Я вернусь через тысячу лет, стр. 17

“Счастливого пути, Сандро! Спустишься на Риту – вспомни меня. Я буду уже старушкой, но мне очень хочется, чтобы ты меня вспомнил.

Линка-неудачница”.

Все-таки я свинья! Совсем не думал о Лине в последние месяцы. Даже не вспомнил ни разу!

...Многие ждут, что в этот вечер нас соберут для серьезного разговора командиры корабля Федор Красный и Пьер Эрвин.

Но нас никто не собирает. Все идет так же, как шло раньше. Будто ничего не случилось.

Потом только до меня доходит: о чем можно говорить с нами, если сбежавших уже нет? Ведь собрать нас для разговора – значит, оскорбить подозрением...

Честно говоря, я предполагал, что не выдержит Женька Верхов. Однако Женька, видно, крепче, чем я думал.

Мы держимся с ним сейчас холодно-дружески. Здороваемся, улыбаемся, даже иногда шутим. А что тепла нет – кому до этого дело?

Я с удовольствием не общался бы с ним совсем. Но это невозможно. Тогда кому-то из нас придется остаться.

Если бы я был уверен, что оставят Женьку, – давно обнажил бы наши истинные отношения. Потому что на Рите Женька будет очень опасен – это я точно знаю.

Но оставить могут и меня. И тогда Женька будет на Рите еще опаснее. Потому что никто не ждет от него подвоха.

Сейчас у меня, пожалуй, не меньший технический авторитет, чем у Женьки. Мои радиофоны с запоминающим устройством уже давно в производстве. И мы увозим с собой первую партию таких аппаратов. И об этом тоже говорили по радио, сообщали в газетах.

Я легко мог бы усилить шум, передав любому местному промышленному управлению свои коробочки эмоциональной памяти с обратной связью. Но я все тяну. Лишь в последний день, перед самой посадкой в корабль, я передам их радиотехникам Третьей Космической. Пока будут проверять мои коэмы – мы улетим.

Две коэмы я беру с собой. О них не знает никто, кроме Вируты. Но, по-моему, они не скоро понадобятся на Рите.

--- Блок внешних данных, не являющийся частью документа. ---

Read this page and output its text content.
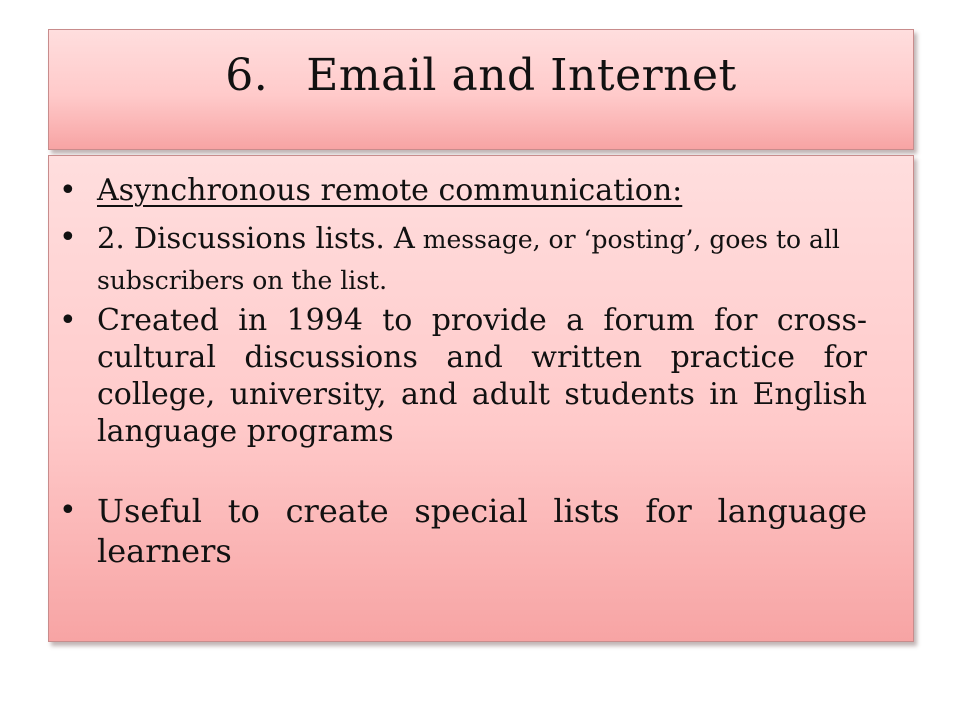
6. Email and Internet
• Asynchronous remote communication:
• 2. Discussions lists. A message, or ‘posting’, goes to all subscribers on the list.
• Created in 1994 to provide a forum for cross-cultural discussions and written practice for college, university, and adult students in English language programs
• Useful to create special lists for language learners
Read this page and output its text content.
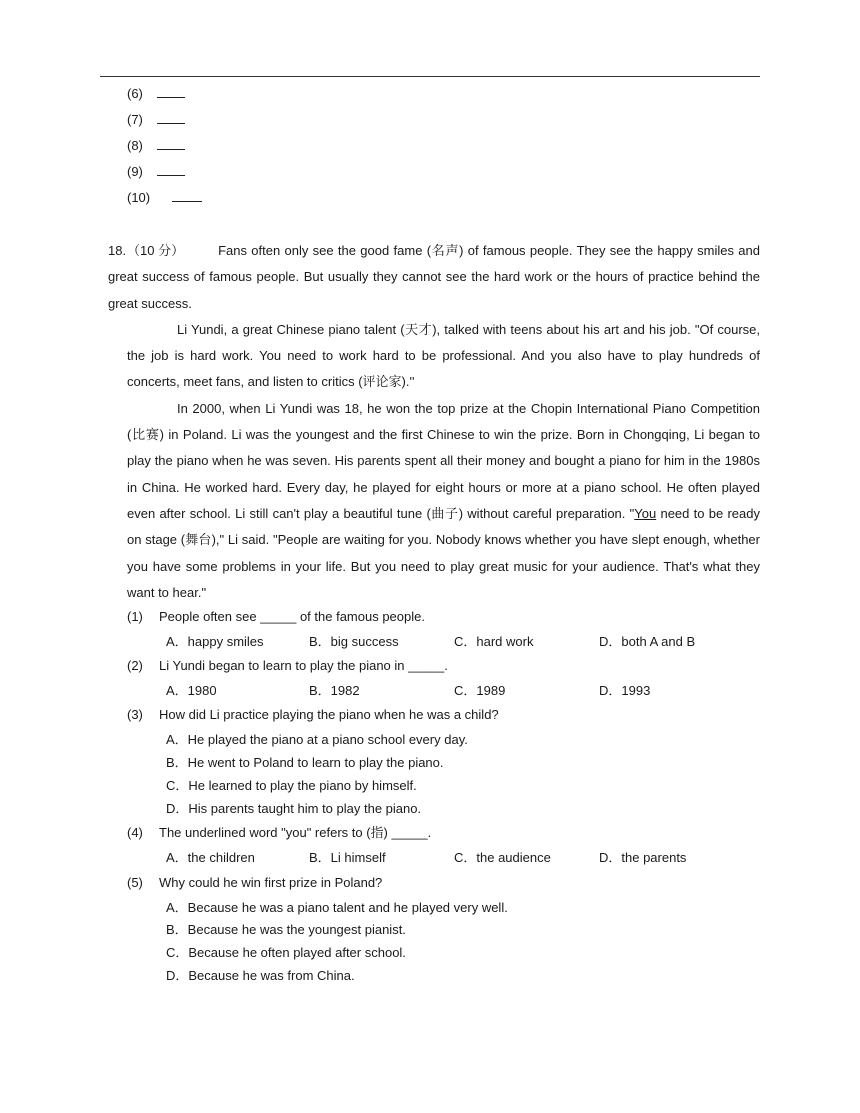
(6)
(7)
(8)
(9)
(10)

18.（10 分）	Fans often only see the good fame (名声) of famous people. They see the happy smiles and great success of famous people. But usually they cannot see the hard work or the hours of practice behind the great success.

Li Yundi, a great Chinese piano talent (天才), talked with teens about his art and his job. "Of course, the job is hard work. You need to work hard to be professional. And you also have to play hundreds of concerts, meet fans, and listen to critics (评论家).''

In 2000, when Li Yundi was 18, he won the top prize at the Chopin International Piano Competition (比赛) in Poland. Li was the youngest and the first Chinese to win the prize. Born in Chongqing, Li began to play the piano when he was seven. His parents spent all their money and bought a piano for him in the 1980s in China. He worked hard. Every day, he played for eight hours or more at a piano school. He often played even after school. Li still can't play a beautiful tune (曲子) without careful preparation. "You need to be ready on stage (舞台)," Li said. "People are waiting for you. Nobody knows whether you have slept enough, whether you have some problems in your life. But you need to play great music for your audience. That's what they want to hear."

(1) People often see _____ of the famous people.
A．happy smiles	B．big success	C．hard work	D．both A and B
(2) Li Yundi began to learn to play the piano in _____.
A．1980	B．1982	C．1989	D．1993
(3) How did Li practice playing the piano when he was a child?
A．He played the piano at a piano school every day.
B．He went to Poland to learn to play the piano.
C．He learned to play the piano by himself.
D．His parents taught him to play the piano.
(4) The underlined word "you" refers to (指) _____.
A．the children	B．Li himself	C．the audience	D．the parents
(5) Why could he win first prize in Poland?
A．Because he was a piano talent and he played very well.
B．Because he was the youngest pianist.
C．Because he often played after school.
D．Because he was from China.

Сейчас, в последние дни, мне начинает казаться, что все эти коэмы, “поминальники” и прочая дребедень – мальчишеские забавы, которым я придавал слишком большое значение. Сейчас надвигается что-то огромное, важное, несоизмеримое с тем, чем мы жили до сих пор.

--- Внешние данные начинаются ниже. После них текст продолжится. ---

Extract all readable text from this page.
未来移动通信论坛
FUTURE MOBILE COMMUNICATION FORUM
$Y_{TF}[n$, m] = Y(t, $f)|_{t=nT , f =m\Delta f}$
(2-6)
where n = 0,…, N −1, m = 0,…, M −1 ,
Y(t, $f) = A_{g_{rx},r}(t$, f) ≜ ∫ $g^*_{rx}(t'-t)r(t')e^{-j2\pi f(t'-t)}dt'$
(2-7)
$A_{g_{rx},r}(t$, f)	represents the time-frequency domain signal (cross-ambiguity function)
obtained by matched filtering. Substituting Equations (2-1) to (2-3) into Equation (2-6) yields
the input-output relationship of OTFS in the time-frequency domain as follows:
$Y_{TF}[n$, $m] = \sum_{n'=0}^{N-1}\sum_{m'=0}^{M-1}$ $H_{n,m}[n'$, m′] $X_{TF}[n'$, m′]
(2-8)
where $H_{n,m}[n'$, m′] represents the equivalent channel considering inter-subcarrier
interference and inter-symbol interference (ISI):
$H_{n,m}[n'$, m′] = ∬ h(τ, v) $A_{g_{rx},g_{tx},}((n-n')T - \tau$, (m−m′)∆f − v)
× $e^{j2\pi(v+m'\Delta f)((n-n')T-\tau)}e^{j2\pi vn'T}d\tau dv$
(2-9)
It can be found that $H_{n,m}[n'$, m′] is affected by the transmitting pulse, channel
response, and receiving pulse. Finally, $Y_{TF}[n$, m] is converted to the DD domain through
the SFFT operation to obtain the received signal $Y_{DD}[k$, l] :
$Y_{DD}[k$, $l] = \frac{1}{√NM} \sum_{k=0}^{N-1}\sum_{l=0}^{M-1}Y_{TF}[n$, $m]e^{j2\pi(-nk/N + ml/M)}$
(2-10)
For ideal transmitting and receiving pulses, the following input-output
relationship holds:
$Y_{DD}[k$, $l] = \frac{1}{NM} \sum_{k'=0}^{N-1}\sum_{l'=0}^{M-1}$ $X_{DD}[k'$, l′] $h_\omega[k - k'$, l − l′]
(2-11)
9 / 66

Такой ли я, какие нужны в этих новых условиях? Может, это вовсе не для меня? Ведь, к сожалению, я далеко не лучший образец человеческой породы.

Гожусь ли я для того, на что замахнулся?

...На следующий вечер Бируте передают конверт, и я вижу, как она читает письмо на другом конце холла, в кресле, а потом прячет конверт в карман.

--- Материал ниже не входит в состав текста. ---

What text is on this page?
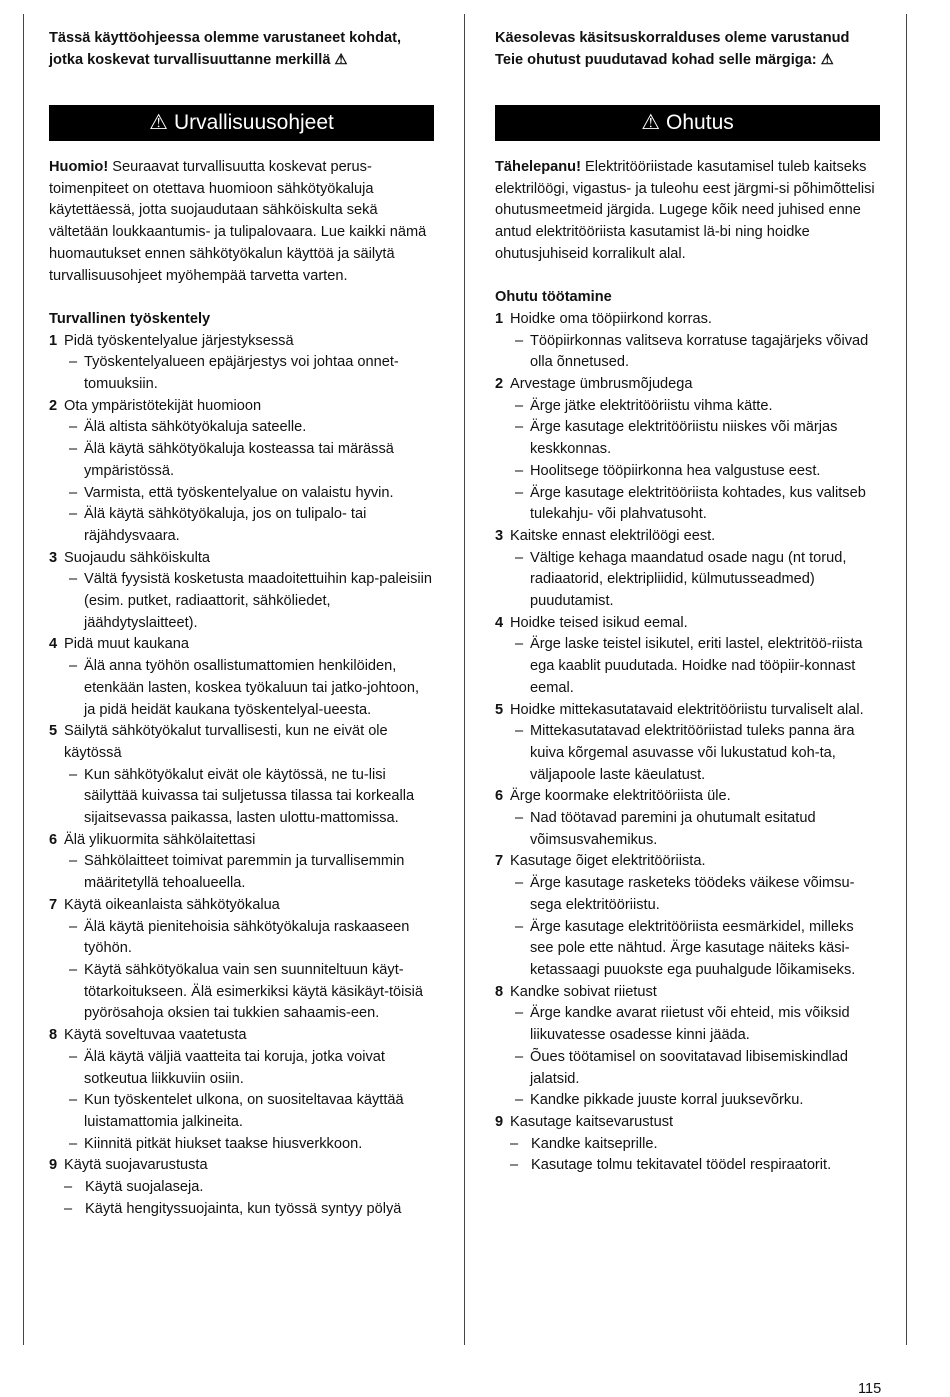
Tässä käyttöohjeessa olemme varustaneet kohdat, jotka koskevat turvallisuuttanne merkillä ⚠
⚠ Urvallisuusohjeet

Huomio! Seuraavat turvallisuutta koskevat perus-toimenpiteet on otettava huomioon sähkötyökaluja käytettäessä, jotta suojaudutaan sähköiskulta sekä vältetään loukkaantumis- ja tulipalovaara. Lue kaikki nämä huomautukset ennen sähkötyökalun käyttöä ja säilytä turvallisuusohjeet myöhempää tarvetta varten.

Turvallinen työskentely
1 Pidä työskentelyalue järjestyksessä
– Työskentelyalueen epäjärjestys voi johtaa onnet-tomuuksiin.
2 Ota ympäristötekijät huomioon
– Älä altista sähkötyökaluja sateelle.
– Älä käytä sähkötyökaluja kosteassa tai märässä ympäristössä.
– Varmista, että työskentelyalue on valaistu hyvin.
– Älä käytä sähkötyökaluja, jos on tulipalo- tai räjähdysvaara.
3 Suojaudu sähköiskulta
– Vältä fyysistä kosketusta maadoitettuihin kap-paleisiin (esim. putket, radiaattorit, sähköliedet, jäähdytyslaitteet).
4 Pidä muut kaukana
– Älä anna työhön osallistumattomien henkilöiden, etenkään lasten, koskea työkaluun tai jatko-johtoon, ja pidä heidät kaukana työskentelyal-ueesta.
5 Säilytä sähkötyökalut turvallisesti, kun ne eivät ole käytössä
– Kun sähkötyökalut eivät ole käytössä, ne tu-lisi säilyttää kuivassa tai suljetussa tilassa tai korkealla sijaitsevassa paikassa, lasten ulottu-mattomissa.
6 Älä ylikuormita sähkölaitettasi
– Sähkölaitteet toimivat paremmin ja turvallisemmin määritetyllä tehoalueella.
7 Käytä oikeanlaista sähkötyökalua
– Älä käytä pienitehoisia sähkötyökaluja raskaaseen työhön.
– Käytä sähkötyökalua vain sen suunniteltuun käyt-tötarkoitukseen. Älä esimerkiksi käytä käsikäyt-töisiä pyörösahoja oksien tai tukkien sahaamis-een.
8 Käytä soveltuvaa vaatetusta
– Älä käytä väljiä vaatteita tai koruja, jotka voivat sotkeutua liikkuviin osiin.
– Kun työskentelet ulkona, on suositeltavaa käyttää luistamattomia jalkineita.
– Kiinnitä pitkät hiukset taakse hiusverkkoon.
9 Käytä suojavarustusta
– Käytä suojalaseja.
– Käytä hengityssuojainta, kun työssä syntyy pölyä
Käesolevas käsitsuskorralduses oleme varustanud Teie ohutust puudutavad kohad selle märgiga: ⚠
⚠ Ohutus

Tähelepanu! Elektritööriistade kasutamisel tuleb kaitseks elektrilöögi, vigastus- ja tuleohu eest järgmi-si põhimõttelisi ohutusmeetmeid järgida. Lugege kõik need juhised enne antud elektritööriista kasutamist lä-bi ning hoidke ohutusjuhiseid korralikult alal.

Ohutu töötamine
1 Hoidke oma tööpiirkond korras.
– Tööpiirkonnas valitseva korratuse tagajärjeks võivad olla õnnetused.
2 Arvestage ümbrusmõjudega
– Ärge jätke elektritööriistu vihma kätte.
– Ärge kasutage elektritööriistu niiskes või märjas keskkonnas.
– Hoolitsege tööpiirkonna hea valgustuse eest.
– Ärge kasutage elektritööriista kohtades, kus valitseb tulekahju- või plahvatusoht.
3 Kaitske ennast elektrilöögi eest.
– Vältige kehaga maandatud osade nagu (nt torud, radiaatorid, elektripliidid, külmutusseadmed) puudutamist.
4 Hoidke teised isikud eemal.
– Ärge laske teistel isikutel, eriti lastel, elektritöö-riista ega kaablit puudutada. Hoidke nad tööpiir-konnast eemal.
5 Hoidke mittekasutatavaid elektritööriistu turvaliselt alal.
– Mittekasutatavad elektritööriistad tuleks panna ära kuiva kõrgemal asuvasse või lukustatud koh-ta, väljapoole laste käeulatust.
6 Ärge koormake elektritööriista üle.
– Nad töötavad paremini ja ohutumalt esitatud võimsusvahemikus.
7 Kasutage õiget elektritööriista.
– Ärge kasutage rasketeks töödeks väikese võimsu-sega elektritööriistu.
– Ärge kasutage elektritööriista eesmärkidel, milleks see pole ette nähtud. Ärge kasutage näiteks käsi-ketassaagi puuokste ega puuhalgude lõikamiseks.
8 Kandke sobivat riietust
– Ärge kandke avarat riietust või ehteid, mis võiksid liikuvatesse osadesse kinni jääda.
– Õues töötamisel on soovitatavad libisemiskindlad jalatsid.
– Kandke pikkade juuste korral juuksevõrku.
9 Kasutage kaitsevarustust
– Kandke kaitseprille.
– Kasutage tolmu tekitavatel töödel respiraatorit.
115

Наверно, письмо от матери. Как и сама Бирута, ее мать очень любит писать и получать письма.

Но обычно Бирута рассказывает мне, что пишет мать.

А в этот вечер она не говорит ничего.

И поэтому мне начинает казаться, что письмо – не от матери.

Впрочем, чему тут удивляться? Были же у Бируты друзья до “Малахита”. И, может, не только друзья. Я никогда не спрашивал ее об этом, потому что не ревную к прошлому, как часто, к сожалению, ревнует сама Бирута. Но если я мог получить прощальную записку от Лины, то почему не может получить от кого-то письмо моя жена? И если я, щадя ее нервы, уничтожил записку и ничего не сказал о ней, то почему Бирута не может сделать того же?

Все равно ведь прощальные записки никогда ничего не меняют. Ничегошеньки!

11. Прощай, Земля!

Сегодня уходим мы в даль,
В безбрежную даль – навсегда.
К тебе не вернемся, Земля!
Твои не увидим поля!
Твои не увидим леса!
В твои не заглянем глаза!

Я даже не знаю, откуда доносится аккомпанемент. Кажется, музыкой наполнен воздух, ее отдают нам стены, и потолки, и черные большие окна Третьей Космической.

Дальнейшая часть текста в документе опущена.